The new $1.9 trillion “American Rescue Plan” signed into law on Thursday doesn’t prevent stimulus payments from being garnished. While lawmakers tried to include a provision protecting the payments, the way the legislation was passed through budget reconciliation didn’t allow for its inclusion.
“It would be terrible if money that Congress authorized to help feed families, take care of people who are struggling…was grabbed by debt collectors to pay ancient debts,” Lauren Saunders, associate director of National Consumer Law Center, told Yahoo Money. “That’s not why we’re enacting this extraordinary relief.”
Around 158.5 million households are expected to receive a payment under the new stimulus deal, according to the White House.
The first $1,200 stimulus checks in the spring weren’t protected from private garnishment or child support, while the second payments of $600 were fully protected. Some states enacted their own protections against garnishment for the first round.

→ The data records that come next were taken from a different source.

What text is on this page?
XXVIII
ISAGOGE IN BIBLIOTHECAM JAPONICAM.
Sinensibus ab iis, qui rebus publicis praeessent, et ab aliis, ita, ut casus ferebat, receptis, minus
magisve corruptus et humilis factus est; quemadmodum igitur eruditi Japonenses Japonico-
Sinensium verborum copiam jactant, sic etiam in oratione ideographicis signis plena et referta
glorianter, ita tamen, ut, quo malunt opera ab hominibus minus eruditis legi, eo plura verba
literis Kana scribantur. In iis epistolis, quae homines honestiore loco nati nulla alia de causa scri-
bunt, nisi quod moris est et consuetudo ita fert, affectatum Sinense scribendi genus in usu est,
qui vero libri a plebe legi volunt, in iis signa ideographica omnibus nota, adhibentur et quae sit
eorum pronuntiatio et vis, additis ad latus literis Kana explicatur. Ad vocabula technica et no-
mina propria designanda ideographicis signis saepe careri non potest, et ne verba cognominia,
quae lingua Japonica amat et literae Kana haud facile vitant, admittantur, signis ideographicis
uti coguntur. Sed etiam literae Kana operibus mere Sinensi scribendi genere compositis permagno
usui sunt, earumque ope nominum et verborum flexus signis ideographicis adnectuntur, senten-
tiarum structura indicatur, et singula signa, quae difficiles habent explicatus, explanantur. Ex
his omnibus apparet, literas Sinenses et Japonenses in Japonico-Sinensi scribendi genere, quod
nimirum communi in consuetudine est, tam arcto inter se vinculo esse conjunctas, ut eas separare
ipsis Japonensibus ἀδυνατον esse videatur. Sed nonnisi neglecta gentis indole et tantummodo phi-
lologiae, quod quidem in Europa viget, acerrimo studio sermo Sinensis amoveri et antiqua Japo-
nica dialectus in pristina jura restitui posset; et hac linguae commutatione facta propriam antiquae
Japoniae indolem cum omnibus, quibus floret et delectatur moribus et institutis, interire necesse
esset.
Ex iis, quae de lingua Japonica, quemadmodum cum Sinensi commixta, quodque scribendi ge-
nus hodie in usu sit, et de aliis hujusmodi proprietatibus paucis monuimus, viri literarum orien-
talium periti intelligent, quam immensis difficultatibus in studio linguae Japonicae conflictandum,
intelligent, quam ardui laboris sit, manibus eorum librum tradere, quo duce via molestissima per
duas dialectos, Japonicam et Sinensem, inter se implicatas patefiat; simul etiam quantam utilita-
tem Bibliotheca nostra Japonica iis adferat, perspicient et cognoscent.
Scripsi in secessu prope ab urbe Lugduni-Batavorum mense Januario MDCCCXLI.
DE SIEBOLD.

Any private debt collector that has a judgment against you can garnish the latest round of payments. Credit card and medical debt are the two most likely to be collected by debtors, according to Saunders. Stimulus checks may also be garnished by debt collectors for unpaid private student loans in some circumstances.
However, the payments can’t be garnished by the Internal Revenue Service for back taxes or child support offsets.
Sen. Ron Wyden (D-OR) is expected to introduce standalone legislation to protect the third round of checks from garnishment, but it could be too late for some since many of the payments are set to hit Americans’ bank accounts in the coming days. If the payments are sent before Congress passes any legislation, they won’t be coded in a way that alerts banks to automatically protect them.
Garnishment varies state by state, but usually the debt collector serves the garnishment order on the bank, then the bank freezes the account and gives the consumer notice. The consumer has a short time to go to court to either contest the order or assert an exemption. Unless the court lifts the garnishment order, the bank will eventually turn the money over to the collector.
Consumers may have the option to withdraw their payment before the bank has been served a garnishment. But debt collectors may have a good idea of when the payment may be deposited, according to Saunders.
“If they think they’re at risk of garnishment,” she said of consumers, “they should watch their account, and take out the money immediately.”